Is Java string divided into alphanumeric and newlines?

I have a test.txt file containing several lines, for example:

"h3llo, @my name is, bob! (how are you?)" "i am fine@ @@@@" 

I want to split all alphanumeric characters and a new line into arraylist so that the output is

 output = ["h", "llo", "my", "name", "is", "bob", "how", "are", "you", "i", "am", "fine"] 

At the moment, I tried to split my text with

 output.split("\\P{Alpha}+") 

But for some reason this seems to add a comma to the first place in the arraylist and replace the new line with an empty line

 output = ["", "h", "llo", "my", "name", "is", "bob", "how", "are", "you", "", "i", "am", "fine"] 

Is there any other way to fix this?
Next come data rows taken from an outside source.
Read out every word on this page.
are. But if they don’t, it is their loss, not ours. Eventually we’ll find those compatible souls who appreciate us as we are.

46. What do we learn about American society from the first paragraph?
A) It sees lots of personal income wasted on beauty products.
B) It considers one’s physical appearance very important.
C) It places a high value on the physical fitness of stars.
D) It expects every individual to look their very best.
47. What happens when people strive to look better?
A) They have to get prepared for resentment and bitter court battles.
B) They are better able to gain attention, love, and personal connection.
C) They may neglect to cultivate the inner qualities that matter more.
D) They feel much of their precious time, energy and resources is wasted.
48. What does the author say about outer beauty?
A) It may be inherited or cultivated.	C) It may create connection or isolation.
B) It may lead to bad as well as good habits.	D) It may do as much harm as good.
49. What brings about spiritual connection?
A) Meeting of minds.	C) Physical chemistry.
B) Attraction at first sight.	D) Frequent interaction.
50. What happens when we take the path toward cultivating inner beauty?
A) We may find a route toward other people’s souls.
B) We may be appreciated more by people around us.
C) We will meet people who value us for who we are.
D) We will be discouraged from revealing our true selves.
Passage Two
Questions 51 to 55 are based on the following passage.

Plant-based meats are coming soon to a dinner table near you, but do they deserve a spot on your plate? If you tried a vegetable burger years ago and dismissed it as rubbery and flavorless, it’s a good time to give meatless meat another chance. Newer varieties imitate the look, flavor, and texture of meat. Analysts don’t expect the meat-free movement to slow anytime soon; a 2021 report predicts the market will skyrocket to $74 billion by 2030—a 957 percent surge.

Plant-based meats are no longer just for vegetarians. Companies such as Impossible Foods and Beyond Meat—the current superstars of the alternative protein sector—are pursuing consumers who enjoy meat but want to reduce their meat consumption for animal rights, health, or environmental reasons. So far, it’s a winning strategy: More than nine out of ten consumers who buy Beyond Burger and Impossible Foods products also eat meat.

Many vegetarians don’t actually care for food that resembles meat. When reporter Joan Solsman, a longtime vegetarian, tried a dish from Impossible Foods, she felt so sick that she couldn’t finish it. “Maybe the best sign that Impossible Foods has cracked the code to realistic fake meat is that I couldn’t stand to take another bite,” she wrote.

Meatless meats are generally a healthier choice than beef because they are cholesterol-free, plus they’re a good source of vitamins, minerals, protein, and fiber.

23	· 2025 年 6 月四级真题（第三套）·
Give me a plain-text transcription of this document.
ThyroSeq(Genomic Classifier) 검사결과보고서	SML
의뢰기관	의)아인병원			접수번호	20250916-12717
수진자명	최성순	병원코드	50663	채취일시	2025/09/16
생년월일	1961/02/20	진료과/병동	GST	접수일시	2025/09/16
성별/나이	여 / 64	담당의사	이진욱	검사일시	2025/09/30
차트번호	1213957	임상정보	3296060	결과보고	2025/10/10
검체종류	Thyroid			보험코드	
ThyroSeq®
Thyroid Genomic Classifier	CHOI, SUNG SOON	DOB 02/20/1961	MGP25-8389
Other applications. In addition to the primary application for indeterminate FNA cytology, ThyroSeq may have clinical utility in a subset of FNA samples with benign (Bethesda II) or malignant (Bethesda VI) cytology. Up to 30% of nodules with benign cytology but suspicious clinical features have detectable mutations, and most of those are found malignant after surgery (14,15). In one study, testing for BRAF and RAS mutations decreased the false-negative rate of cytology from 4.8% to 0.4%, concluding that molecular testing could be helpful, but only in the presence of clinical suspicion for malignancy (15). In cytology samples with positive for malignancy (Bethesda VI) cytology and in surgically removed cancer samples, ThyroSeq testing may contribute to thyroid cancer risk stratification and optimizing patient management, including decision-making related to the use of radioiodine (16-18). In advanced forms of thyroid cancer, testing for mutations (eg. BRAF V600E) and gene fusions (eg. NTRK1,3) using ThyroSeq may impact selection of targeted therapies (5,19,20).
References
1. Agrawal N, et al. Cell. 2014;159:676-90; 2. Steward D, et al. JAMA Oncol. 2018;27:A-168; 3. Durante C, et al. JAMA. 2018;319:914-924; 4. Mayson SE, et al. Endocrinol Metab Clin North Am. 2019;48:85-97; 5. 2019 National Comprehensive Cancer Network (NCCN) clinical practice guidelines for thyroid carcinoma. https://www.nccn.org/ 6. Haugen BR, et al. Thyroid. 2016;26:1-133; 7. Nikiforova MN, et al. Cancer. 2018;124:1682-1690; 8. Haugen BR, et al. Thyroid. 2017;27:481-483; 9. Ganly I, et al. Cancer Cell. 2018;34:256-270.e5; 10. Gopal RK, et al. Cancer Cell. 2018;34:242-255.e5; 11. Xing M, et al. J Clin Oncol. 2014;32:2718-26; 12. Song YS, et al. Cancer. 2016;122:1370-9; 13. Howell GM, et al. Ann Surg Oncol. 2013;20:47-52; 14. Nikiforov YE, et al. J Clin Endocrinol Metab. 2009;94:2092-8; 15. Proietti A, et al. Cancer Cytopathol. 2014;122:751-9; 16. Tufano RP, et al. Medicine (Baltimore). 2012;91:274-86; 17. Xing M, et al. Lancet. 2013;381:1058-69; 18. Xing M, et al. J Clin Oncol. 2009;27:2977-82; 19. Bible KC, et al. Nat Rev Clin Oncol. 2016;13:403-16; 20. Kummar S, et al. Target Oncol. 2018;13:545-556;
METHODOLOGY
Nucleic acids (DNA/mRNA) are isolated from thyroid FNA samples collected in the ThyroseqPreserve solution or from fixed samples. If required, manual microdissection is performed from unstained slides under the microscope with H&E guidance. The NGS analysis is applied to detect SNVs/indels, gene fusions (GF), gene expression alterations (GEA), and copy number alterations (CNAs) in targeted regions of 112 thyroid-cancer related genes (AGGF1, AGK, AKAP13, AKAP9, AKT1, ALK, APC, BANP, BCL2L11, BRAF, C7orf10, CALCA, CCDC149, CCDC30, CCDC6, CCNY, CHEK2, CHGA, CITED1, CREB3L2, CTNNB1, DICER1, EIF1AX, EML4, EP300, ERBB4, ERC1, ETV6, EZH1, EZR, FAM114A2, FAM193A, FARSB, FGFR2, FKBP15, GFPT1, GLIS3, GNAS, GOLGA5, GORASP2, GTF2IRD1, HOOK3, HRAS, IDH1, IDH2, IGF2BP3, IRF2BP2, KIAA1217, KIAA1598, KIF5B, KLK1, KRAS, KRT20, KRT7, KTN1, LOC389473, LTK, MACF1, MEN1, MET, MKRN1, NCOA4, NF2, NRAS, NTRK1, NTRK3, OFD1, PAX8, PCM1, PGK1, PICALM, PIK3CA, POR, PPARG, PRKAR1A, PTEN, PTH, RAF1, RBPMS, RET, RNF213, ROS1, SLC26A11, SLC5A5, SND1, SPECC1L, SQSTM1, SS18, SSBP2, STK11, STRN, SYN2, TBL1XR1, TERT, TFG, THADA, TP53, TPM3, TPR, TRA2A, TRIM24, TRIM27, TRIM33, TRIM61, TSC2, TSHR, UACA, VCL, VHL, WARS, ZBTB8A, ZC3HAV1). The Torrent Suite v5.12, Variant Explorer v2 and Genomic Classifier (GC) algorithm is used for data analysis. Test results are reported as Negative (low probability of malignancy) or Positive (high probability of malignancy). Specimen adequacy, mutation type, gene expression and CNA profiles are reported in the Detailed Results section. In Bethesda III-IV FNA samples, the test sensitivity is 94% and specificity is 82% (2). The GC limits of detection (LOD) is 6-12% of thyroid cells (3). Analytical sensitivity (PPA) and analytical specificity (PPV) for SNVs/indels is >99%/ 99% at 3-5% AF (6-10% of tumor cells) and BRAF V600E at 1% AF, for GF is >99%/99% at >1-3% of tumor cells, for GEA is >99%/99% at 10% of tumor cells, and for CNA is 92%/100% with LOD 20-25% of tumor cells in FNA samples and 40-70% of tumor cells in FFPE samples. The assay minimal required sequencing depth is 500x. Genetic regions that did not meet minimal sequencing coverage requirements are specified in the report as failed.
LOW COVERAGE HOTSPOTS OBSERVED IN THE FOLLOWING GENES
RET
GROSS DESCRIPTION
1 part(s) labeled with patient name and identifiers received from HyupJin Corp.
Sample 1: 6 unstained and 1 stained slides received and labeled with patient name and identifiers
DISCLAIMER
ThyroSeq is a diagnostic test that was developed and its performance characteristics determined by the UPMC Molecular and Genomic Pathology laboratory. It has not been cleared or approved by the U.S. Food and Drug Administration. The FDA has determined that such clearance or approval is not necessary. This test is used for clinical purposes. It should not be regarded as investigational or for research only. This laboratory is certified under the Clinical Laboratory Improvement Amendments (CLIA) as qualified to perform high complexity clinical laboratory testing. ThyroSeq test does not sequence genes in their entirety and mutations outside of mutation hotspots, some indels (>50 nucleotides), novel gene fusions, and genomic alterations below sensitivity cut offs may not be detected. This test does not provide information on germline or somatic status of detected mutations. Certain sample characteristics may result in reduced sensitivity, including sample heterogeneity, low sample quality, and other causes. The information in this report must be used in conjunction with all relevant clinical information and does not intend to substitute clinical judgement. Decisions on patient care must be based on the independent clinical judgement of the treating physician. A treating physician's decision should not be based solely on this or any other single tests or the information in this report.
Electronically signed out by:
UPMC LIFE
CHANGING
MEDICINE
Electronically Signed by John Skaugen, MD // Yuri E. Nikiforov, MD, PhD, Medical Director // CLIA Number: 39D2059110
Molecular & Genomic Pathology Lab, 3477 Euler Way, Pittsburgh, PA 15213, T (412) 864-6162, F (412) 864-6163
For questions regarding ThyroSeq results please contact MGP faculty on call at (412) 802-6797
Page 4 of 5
Thanks!

-

EDIT: How can I make sure it ignores a new line?

+6
source share
3 answers

The behavior of Java String.split() rather confusing. A much better utility for splitting Guava Splitter . Their documentation describes problems with String.split() in more detail:

The built-in Java line splitters may have some kind of bizarre behavior. For example, String.split silently discards trailing delimiters, and StringTokenizer matches exactly five space characters and nothing more.

Quiz: ",a,,b,".split(",") returns ...

  • "", "a", "", "b", ""
  • null, "a", null, "b", null
  • "a", null, "b"
  • "a", "b"
  • None of the above

The correct answer has nothing: "", "a", "", "b" . Only trailing blank lines are skipped. I don’t even know what it is.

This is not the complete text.